“I just like all the things they do in a triathlon, so I thought I’d give it a try,” Parker said. “Yeah, it was fun. I liked the biking the best. I passed a lot of people. The hardest part was running. It’s only a mile, but it’s at the end, so you’re tired.”
The event started in the Spring Lake Community Aquatics Center. Athletes went off in waves, with those ages 6-11 completing two laps of the pool for a total of 100 yards. The older competitors completed four laps, covering 200 yards.
After climbing out of the pool, kids quickly dried off, slipped on shoes and T-shirts, and hopped on their bikes. The younger kids biked 2.5 miles down Leonard Street and back, while the older competitors went 5 miles.
The event ended with a run around the grounds at SLHS — 1 mile for the younger athletes and 2 miles for the older kids.
“It was really fun,” said event organizer Lucy Steinlage. “The bottom line is, each one of these kids feels good about themselves. This can be a launching pad into the rest of their lives. That sounds dramatic, but it really is true.”
The first to cross the finish line was 6-year-old Nolan Clark. His sister, 10-year-old Alonna Clark, also competed and fared well.
“This is my third one,” Nolan Clark said. “The biking was my favorite part. Running was the hardest. My legs felt kind of weird because of the biking.”
Alonna Clark, who competes on the Shoreline Lightning Swim Club, enjoyed her laps in the pool the best.
“Swimming was my favorite part,” she said. “I was second coming out of the pool. Running was hard because there was a hill and the line (marking the course) was half on the hill.”
The best time turned in by an athlete age 11 and under was Raymo Blancato’s effort of 20 minutes, 26.7 seconds.

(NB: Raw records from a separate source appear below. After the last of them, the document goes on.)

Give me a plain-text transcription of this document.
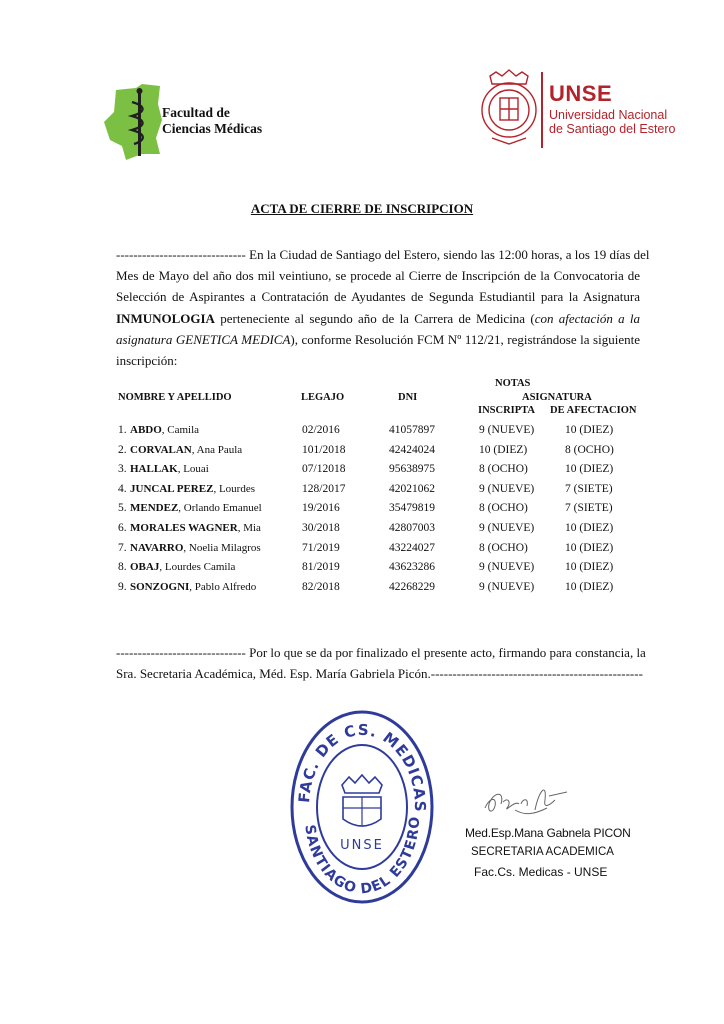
Facultad de
Ciencias Médicas
UNSE
Universidad Nacional
de Santiago del Estero
ACTA DE CIERRE DE INSCRIPCION
------------------------------ En la Ciudad de Santiago del Estero, siendo las 12:00 horas, a los 19 días del
Mes de Mayo del año dos mil veintiuno, se procede al Cierre de Inscripción de la Convocatoria de
Selección de Aspirantes a Contratación de Ayudantes de Segunda Estudiantil para la Asignatura
INMUNOLOGIA perteneciente al segundo año de la Carrera de Medicina (con afectación a la
asignatura GENETICA MEDICA), conforme Resolución FCM Nº 112/21, registrándose la siguiente
inscripción:
NOTAS
NOMBRE Y APELLIDO	LEGAJO	DNI	ASIGNATURA
INSCRIPTA DE AFECTACION
1. ABDO, Camila	02/2016	41057897	9 (NUEVE)	10 (DIEZ)
2. CORVALAN, Ana Paula	101/2018	42424024	10 (DIEZ)	8 (OCHO)
3. HALLAK, Louai	07/12018	95638975	8 (OCHO)	10 (DIEZ)
4. JUNCAL PEREZ, Lourdes	128/2017	42021062	9 (NUEVE)	7 (SIETE)
5. MENDEZ, Orlando Emanuel	19/2016	35479819	8 (OCHO)	7 (SIETE)
6. MORALES WAGNER, Mia	30/2018	42807003	9 (NUEVE)	10 (DIEZ)
7. NAVARRO, Noelia Milagros	71/2019	43224027	8 (OCHO)	10 (DIEZ)
8. OBAJ, Lourdes Camila	81/2019	43623286	9 (NUEVE)	10 (DIEZ)
9. SONZOGNI, Pablo Alfredo	82/2018	42268229	9 (NUEVE)	10 (DIEZ)
------------------------------ Por lo que se da por finalizado el presente acto, firmando para constancia, la
Sra. Secretaria Académica, Méd. Esp. María Gabriela Picón.-------------------------------------------------
FAC. DE CS. MEDICAS
SANTIAGO DEL ESTERO
UNSE
Med.Esp.Mana Gabnela PICON
SECRETARIA ACADEMICA
Fac.Cs. Medicas - UNSE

Kevin Losee was second in 22:06.7, and Kathryn Ackerman was third in 23:20.3.
In the 12-15 age group, Kyle Christensen had the top time at 34:55.8. Drew Fogel was next at 38:59.7, followed by Jennifer Meuleubelt in 45:44.7.
Steinlage said the event drew more participants than the previous two years, thanks in part to better publicity, and noted that a raffle following the competition was a big hit with competitors.
“We went around to area businesses, and it was very nice of them to donate,” she said. “This was really a good group of kids who want to do well.”